Look, gentlemen: if you want to squat with a barbell, be my guest. I personally won't, nor will any of my clients, because putting a bar on our backs could not be more irrelevant to us.
And in the Congruent Exercise manual, I didn't write "don't barbell squat". What I wrote was, IF you're going to, these are biomechanics and anatomy aspects to be aware of.
Which, btw, all the qualifications and precisions that the pro-barbell squatters bring up? Proves my actual point.
I'll agree that many leg press devices are poorly designed, but every barbell squat exposes the back to the same risks. So to be more precise "a properly designed and performed leg press is a safer and better choice than a badly performed barbell squat". Unless, of course, you disagree.

Bill said...

Let's not forget that most athletes are retired by their mid-30's.

I believe that this subject is a constant source of bemusement to Mr. DeSimone. The attachment some have to what is merely an exercise borders on the bizzarre.

I still throw in an occasional set of leg extensions. It's amazing that I still have to functional ability to bring the laundry up from the basement!

Bill

Unknown said...

"However, it did make me think of the potential damage that could be caused by heavy back squats where you have large weights right on this sensitive area."

Harden up man. There is a large difference between a doing a heavy back squat and carrying a heavy backpack. You should be more worried about tweaking your lower back (squatting bad form) than any potential nerve damage.


@Bill

"Let's not forget that most athletes are retired by their mid-30's. "

Haha. No. Take a second and look at the triathlete scene. You would be surprised.

Anonymous said...

@anonymous .

Why do have a problem with athletes being brought up? If you watched the video you'd realise there's nothing that they're doing that you shouldn't be able to do without a team of trainers. Completely rational style of training that could be used for the general population. In fact I would go so far as to say that the training that a lot of athletes do in the weight room is far more rational, safe and time efficient than what the general population. I know those who have no problem what so ever lifting in their 60's and 70's. Did they have a team of trainers to guide them there? These guys train more like athletes than the rest of the population.

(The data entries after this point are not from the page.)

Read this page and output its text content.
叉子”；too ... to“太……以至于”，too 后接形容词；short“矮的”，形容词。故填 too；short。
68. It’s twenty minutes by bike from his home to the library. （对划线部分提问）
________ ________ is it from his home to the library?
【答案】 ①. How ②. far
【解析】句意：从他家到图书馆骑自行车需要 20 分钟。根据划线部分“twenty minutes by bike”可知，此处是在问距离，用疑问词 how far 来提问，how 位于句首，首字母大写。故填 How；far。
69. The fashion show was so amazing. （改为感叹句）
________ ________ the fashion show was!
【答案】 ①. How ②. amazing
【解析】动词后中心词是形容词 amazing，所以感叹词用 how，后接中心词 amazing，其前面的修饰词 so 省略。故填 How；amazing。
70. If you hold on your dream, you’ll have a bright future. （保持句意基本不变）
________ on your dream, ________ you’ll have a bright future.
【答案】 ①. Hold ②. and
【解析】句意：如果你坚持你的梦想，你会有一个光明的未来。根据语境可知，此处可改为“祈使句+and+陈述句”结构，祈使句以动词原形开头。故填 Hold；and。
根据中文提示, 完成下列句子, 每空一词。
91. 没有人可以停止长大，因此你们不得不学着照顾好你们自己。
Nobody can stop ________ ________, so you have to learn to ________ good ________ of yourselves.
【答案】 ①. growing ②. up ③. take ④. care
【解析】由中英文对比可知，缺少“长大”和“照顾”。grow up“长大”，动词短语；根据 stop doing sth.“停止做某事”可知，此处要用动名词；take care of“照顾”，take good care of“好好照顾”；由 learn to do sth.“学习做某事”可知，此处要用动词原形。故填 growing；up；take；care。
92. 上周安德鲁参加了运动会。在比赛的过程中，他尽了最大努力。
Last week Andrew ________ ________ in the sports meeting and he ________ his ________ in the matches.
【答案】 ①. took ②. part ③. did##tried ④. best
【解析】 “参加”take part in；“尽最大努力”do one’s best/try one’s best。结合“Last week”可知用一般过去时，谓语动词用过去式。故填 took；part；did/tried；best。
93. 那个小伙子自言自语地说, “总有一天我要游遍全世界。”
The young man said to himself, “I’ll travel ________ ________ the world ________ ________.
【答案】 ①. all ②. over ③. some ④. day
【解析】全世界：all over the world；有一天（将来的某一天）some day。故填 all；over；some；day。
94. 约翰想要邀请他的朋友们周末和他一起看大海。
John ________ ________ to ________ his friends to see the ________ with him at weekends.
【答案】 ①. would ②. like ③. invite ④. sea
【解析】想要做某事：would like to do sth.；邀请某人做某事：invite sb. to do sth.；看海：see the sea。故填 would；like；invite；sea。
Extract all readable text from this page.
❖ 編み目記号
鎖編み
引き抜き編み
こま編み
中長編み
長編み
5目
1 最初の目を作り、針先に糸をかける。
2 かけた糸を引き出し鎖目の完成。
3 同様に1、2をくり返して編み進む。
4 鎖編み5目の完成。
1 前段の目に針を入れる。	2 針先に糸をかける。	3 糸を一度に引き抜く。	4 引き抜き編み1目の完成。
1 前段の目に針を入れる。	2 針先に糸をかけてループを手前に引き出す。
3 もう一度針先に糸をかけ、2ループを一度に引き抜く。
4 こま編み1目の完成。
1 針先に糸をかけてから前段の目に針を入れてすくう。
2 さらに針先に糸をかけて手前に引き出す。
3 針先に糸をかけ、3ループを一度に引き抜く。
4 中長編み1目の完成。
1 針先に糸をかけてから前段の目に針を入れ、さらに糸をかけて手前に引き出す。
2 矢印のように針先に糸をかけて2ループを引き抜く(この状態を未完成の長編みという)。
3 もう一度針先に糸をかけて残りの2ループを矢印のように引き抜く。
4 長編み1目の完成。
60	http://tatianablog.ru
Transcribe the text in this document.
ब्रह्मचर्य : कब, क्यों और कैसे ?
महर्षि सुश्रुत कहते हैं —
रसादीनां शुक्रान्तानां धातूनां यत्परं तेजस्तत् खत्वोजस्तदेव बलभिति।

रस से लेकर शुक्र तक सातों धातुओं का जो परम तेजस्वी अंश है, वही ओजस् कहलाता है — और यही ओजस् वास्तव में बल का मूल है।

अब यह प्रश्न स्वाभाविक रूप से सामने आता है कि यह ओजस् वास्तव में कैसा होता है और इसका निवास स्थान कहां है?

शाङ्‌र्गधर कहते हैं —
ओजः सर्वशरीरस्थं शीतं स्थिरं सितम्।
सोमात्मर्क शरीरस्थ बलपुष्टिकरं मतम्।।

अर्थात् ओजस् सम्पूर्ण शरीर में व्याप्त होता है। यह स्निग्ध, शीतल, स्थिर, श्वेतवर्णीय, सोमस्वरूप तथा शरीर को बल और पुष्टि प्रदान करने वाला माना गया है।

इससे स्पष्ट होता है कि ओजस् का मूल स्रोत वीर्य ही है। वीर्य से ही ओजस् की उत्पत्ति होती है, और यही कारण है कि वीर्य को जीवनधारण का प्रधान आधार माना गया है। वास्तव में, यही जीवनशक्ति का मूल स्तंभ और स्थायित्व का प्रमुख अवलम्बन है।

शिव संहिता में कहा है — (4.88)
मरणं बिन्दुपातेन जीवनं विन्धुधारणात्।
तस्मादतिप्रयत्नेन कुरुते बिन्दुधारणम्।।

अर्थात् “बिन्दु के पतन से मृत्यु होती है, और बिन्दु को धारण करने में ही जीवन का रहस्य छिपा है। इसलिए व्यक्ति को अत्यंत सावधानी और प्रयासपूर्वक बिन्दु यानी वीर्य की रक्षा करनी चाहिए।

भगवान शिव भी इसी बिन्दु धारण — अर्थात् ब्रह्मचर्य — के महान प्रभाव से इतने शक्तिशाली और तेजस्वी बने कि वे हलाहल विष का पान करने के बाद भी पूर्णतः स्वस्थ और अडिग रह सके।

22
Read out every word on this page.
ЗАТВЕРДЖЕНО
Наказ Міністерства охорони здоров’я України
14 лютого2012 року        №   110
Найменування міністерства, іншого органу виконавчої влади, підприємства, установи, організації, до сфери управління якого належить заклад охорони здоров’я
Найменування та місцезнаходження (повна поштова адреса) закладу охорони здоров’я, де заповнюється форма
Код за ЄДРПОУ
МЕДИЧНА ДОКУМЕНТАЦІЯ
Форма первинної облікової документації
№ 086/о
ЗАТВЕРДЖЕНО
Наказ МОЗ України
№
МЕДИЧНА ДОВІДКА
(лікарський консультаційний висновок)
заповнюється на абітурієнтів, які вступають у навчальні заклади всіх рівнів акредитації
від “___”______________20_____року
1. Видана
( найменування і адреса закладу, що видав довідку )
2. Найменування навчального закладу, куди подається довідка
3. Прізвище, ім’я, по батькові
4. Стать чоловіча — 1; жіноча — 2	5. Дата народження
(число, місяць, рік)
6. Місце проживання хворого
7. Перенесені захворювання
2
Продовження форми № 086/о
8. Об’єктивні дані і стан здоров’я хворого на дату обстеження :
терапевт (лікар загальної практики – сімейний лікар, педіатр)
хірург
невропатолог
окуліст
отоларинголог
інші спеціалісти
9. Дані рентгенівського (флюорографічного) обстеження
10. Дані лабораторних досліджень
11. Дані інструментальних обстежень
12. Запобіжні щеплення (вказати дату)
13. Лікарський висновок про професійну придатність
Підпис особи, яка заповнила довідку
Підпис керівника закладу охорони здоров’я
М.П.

Also if you're unable to correct imbalances in your body without a team of trainers behind you I don't know what you're doing even reading this blog. A bit harsh I know but Chris isn't exactly dumbing down his blog for the general population.

Anonymous said...

I'm going to try and explain this differently. If you were to maximally load your back and attempt to squat outside of weightlifting, and before the sqaut became a common exercise, you would be stopped immediately for fear that you would break your back. Now, I'm going to change the argument: are back sqauts really the best exercise for strengthening the quadriceps, as they're often used, or are they better suited to strengthening the posterior chain? Since the load transferred to the legs is in fact limited by the strength of the posterior chain, I would argue that most people are applying the back squat incorrectly. If we instead use the back squat to strengthen the posterior chain, I'm all for the it because then it would focus on strengthening the areas most susceptible to injury and most needed to ensure proper transfer of power when performing athletic movements. Using the back squat as an exercise to strengthen the legs however, will never be acceptable to me.

This is the way I now use the back squat myself, and I've found it to be a perfectly safe and effective movement doing so; however I strengthen my legs with other movements as those movements do not inflame my sciatic nerve and cause me to suffer unnecessary pain and lost time at work.

To answer your other question, Anonymous, it is impossible to ensure proper execution of the squat, when maximally loaded, while working independently. If you do not understand this, I'm afraid that I will never be able to properly explain it to you.

Anonymous 1

Anonymous said...

My apologies if I seem to be contradicting myself or trolling. I'm not particularly skilled at debating online.